Mi hanno rotto il cazzo
I politici di sinistra ed estrema sinistra
I politici di centro ed i cerchiobottisti
I politici di destra, i leghisti ed i politici di estrema destra
Mi ha rotto il cazzo
Chi ha ormai rinunciato ai propri diritti
Chi si fa maltrattare
Chi si fa insultare
Chi non esige i propri diritti
Chi non esige i servizi dovuti
Mi ha rotto il cazzo
Chi non rispetta il codice stradale
Chi non indica la svolta
Chi non rispetta lo stop
Chi non da la precedenza
Chi non rispetta i pedoni
Mi hanno rotto il cazzo
Tutti quelli che non fanno le file
Tutti quelli che fanno i finti fessi
Tutti i furbi, i furbetti e gli approfittatori.
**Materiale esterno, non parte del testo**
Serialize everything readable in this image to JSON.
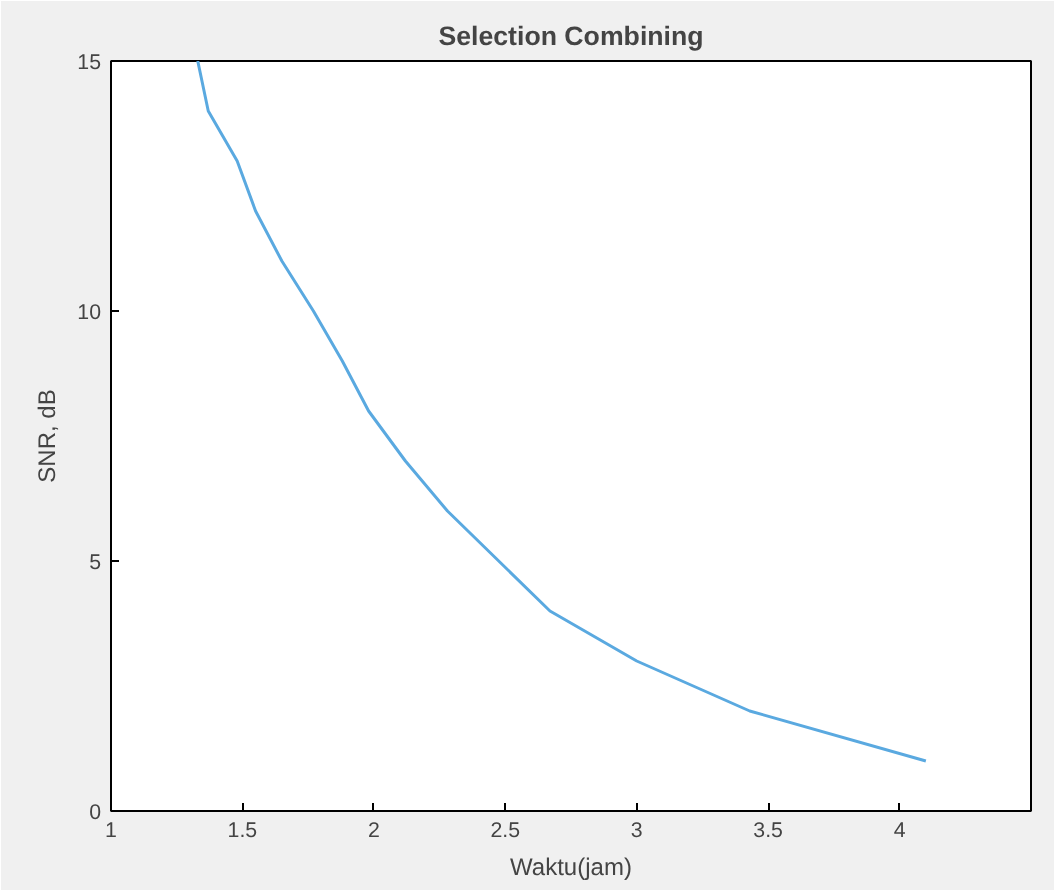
{
  "chart_data": {
    "type": "line",
    "title": "Selection Combining",
    "xlabel": "Waktu(jam)",
    "ylabel": "SNR, dB",
    "x": [
      1.33,
      1.37,
      1.48,
      1.55,
      1.65,
      1.77,
      1.88,
      1.98,
      2.12,
      2.28,
      2.67,
      3.0,
      3.43,
      4.1
    ],
    "series": [
      {
        "color": "#5aa9e0",
        "values": [
          15,
          14,
          13,
          12,
          11,
          10,
          9,
          8,
          7,
          6,
          4,
          3,
          2,
          1
        ]
      }
    ],
    "xlim": [
      1,
      4.5
    ],
    "ylim": [
      0,
      15
    ],
    "xticks": [
      1,
      1.5,
      2,
      2.5,
      3,
      3.5,
      4
    ],
    "yticks": [
      0,
      5,
      10,
      15
    ],
    "grid": false,
    "line_style": "solid",
    "marker": "none"
  }
}
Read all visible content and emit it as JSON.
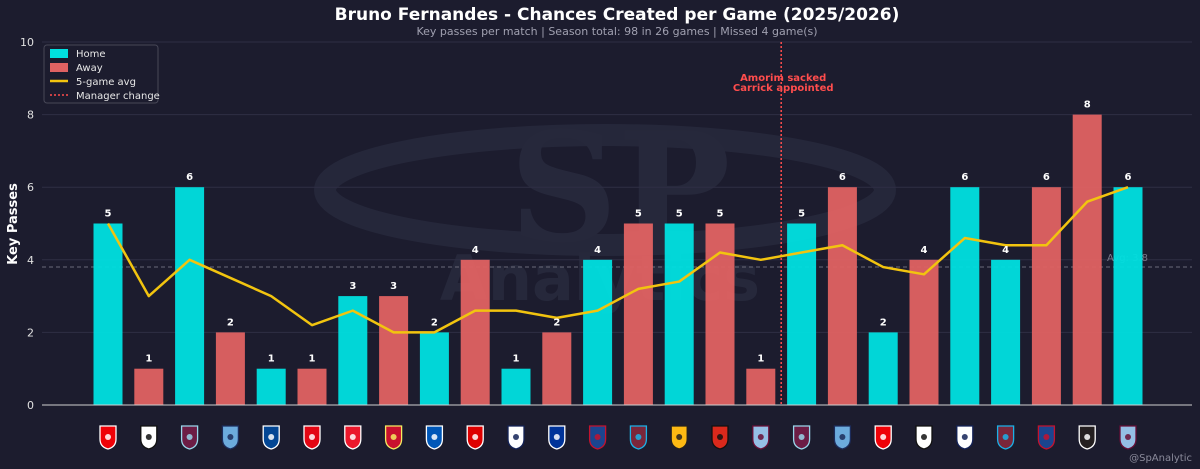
{
  "chart_data": {
    "type": "bar",
    "title": "Bruno Fernandes - Chances Created per Game (2025/2026)",
    "subtitle": "Key passes per match  |  Season total: 98 in 26 games  |  Missed 4 game(s)",
    "ylabel": "Key Passes",
    "xlabel": "",
    "ylim": [
      0,
      10
    ],
    "yticks": [
      "0",
      "2",
      "4",
      "6",
      "8",
      "10"
    ],
    "grid": true,
    "legend_position": "top-left",
    "legend": {
      "home": "Home",
      "away": "Away",
      "avg": "5-game avg",
      "manager": "Manager change"
    },
    "colors": {
      "home": "#00e0e0",
      "away": "#e06262",
      "avg_line": "#f2c40f",
      "manager_line": "#ff4d4d",
      "season_avg_line": "#6a6a7a"
    },
    "opponents": [
      "Arsenal",
      "Fulham",
      "Burnley",
      "Man City",
      "Chelsea",
      "Brentford",
      "Sunderland",
      "Liverpool",
      "Brighton",
      "Nottingham Forest",
      "Tottenham",
      "Everton",
      "Crystal Palace",
      "West Ham",
      "Wolves",
      "Bournemouth",
      "Aston Villa",
      "Burnley",
      "Man City",
      "Arsenal",
      "Fulham",
      "Tottenham",
      "West Ham",
      "Crystal Palace",
      "Newcastle",
      "Aston Villa"
    ],
    "venue": [
      "home",
      "away",
      "home",
      "away",
      "home",
      "away",
      "home",
      "away",
      "home",
      "away",
      "home",
      "away",
      "home",
      "away",
      "home",
      "away",
      "away",
      "home",
      "away",
      "home",
      "away",
      "home",
      "home",
      "away",
      "away",
      "home"
    ],
    "values": [
      5,
      1,
      6,
      2,
      1,
      1,
      3,
      3,
      2,
      4,
      1,
      2,
      4,
      5,
      5,
      5,
      1,
      5,
      6,
      2,
      4,
      6,
      4,
      6,
      8,
      6
    ],
    "rolling_avg": [
      5,
      3,
      4,
      3.5,
      3,
      2.2,
      2.6,
      2,
      2,
      2.6,
      2.6,
      2.4,
      2.6,
      3.2,
      3.4,
      4.2,
      4,
      4.2,
      4.4,
      3.8,
      3.6,
      4.6,
      4.4,
      4.4,
      5.6,
      6
    ],
    "season_avg": 3.8,
    "season_avg_label": "Avg: 3.8",
    "manager_change_after_index": 16,
    "annotation": [
      "Amorim sacked",
      "Carrick appointed"
    ],
    "watermark": "SP Analytics",
    "credit": "@SpAnalytic"
  }
}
Oggi è meglio non uscire di casa.


3 dicembre 2007

Ci risiamo

Ci risiamo. Ormai è ossessionato, ossessionato da tutto ciò che non riflette la morale cattolica basata sulla vita nel mondo antico, sul controllo assoluto sognato dai peggiori totalitarismi, ossessionato dalla virtù democratica di ciò che egli chiama sprezzantemente "il relativismo etico".

E cosa propone di contrappore al "relativismo etico" l'uomo in vestaglietta? Quello che rappresenta forse la più grande frode perpetrata a danno dei propri fedeli, creduloni, attraverso la panzana bella e buona della "legge morale naturale," che sarebbe molto più corretto chiamare per quello che è: "legge morale vaticana".

Ma questa volta ha deciso di alzare il tiro l'anziano inquisitore, il papa che attraverso colte disquisizioni giunge alla conclusione che non esiste differenza tra Islam e terrorismo. Questa volta arriva ad annunciare il fallimento dell'Illuminismo, la base di tutto quello che di più positivo è stato creato dall'uomo (almeno per noi occidentali) dopo il laboratorio geniale dell'antico mondo greco.

E cosa si contrappone al libero pensiero, alla massima espressione dell'uomo? L'enciclica "Spe Salvi" ovvero "La speranza ci rende liberi". Non la giustizia, non l'azione e nemmeno il pensiero, ma la speranza. La solita vetusta promessa di una vita migliore in un mondo fantastico, ma cosa ci si può aspettare da chi dichiara che "L'unica vera novità della storia è Cristo".

Non lascia passa nemmeno una settimana, che in preda ad un altro raptus, se la prende con l'ONU, un'organizzazione sicuramente inefficiente, ma sempre meglio di niente e sicuramente meglio di quella teocrazia globale auspicata dal delirante ex inquisitore.

C'è un rifiuto, egli sostiene, a riconoscere la centralità della "legge morale naturale" e della difesa della "dignità dell'uomo". Dignità che, chiaramente, non va estesa a gay, islamici, donne ed a tutti quei scienziati che permettono, attraverso la loro ricerca, di creare, preservare e migliorare la vita.

L'uomo del Vaticano non dice mai sì, perché è assolutamente contrario a chiunque sia radicato in modo psicologicamente stabile e responsabile nell'unica società che esiste in questo momento, quella in cui viviamo. Sarà brutta, avrà tanti difetti, ma non ci sono alternative, a meno che non ci si voglia drogare di storielle di fantascienza, scritte per altro anche male.

Forse qualcuno potrebbe regalargli un libretto sullo zen, sull'arte di vivere nel presente, nel pieno rispetto di tutti e sull'arte del reciproco rispetto. Sarebbe un bel gesto, prima che la prossima enciclica inizi a somigliare alla sharia islamica o a diversi precetti del fondamentalismo giudaico.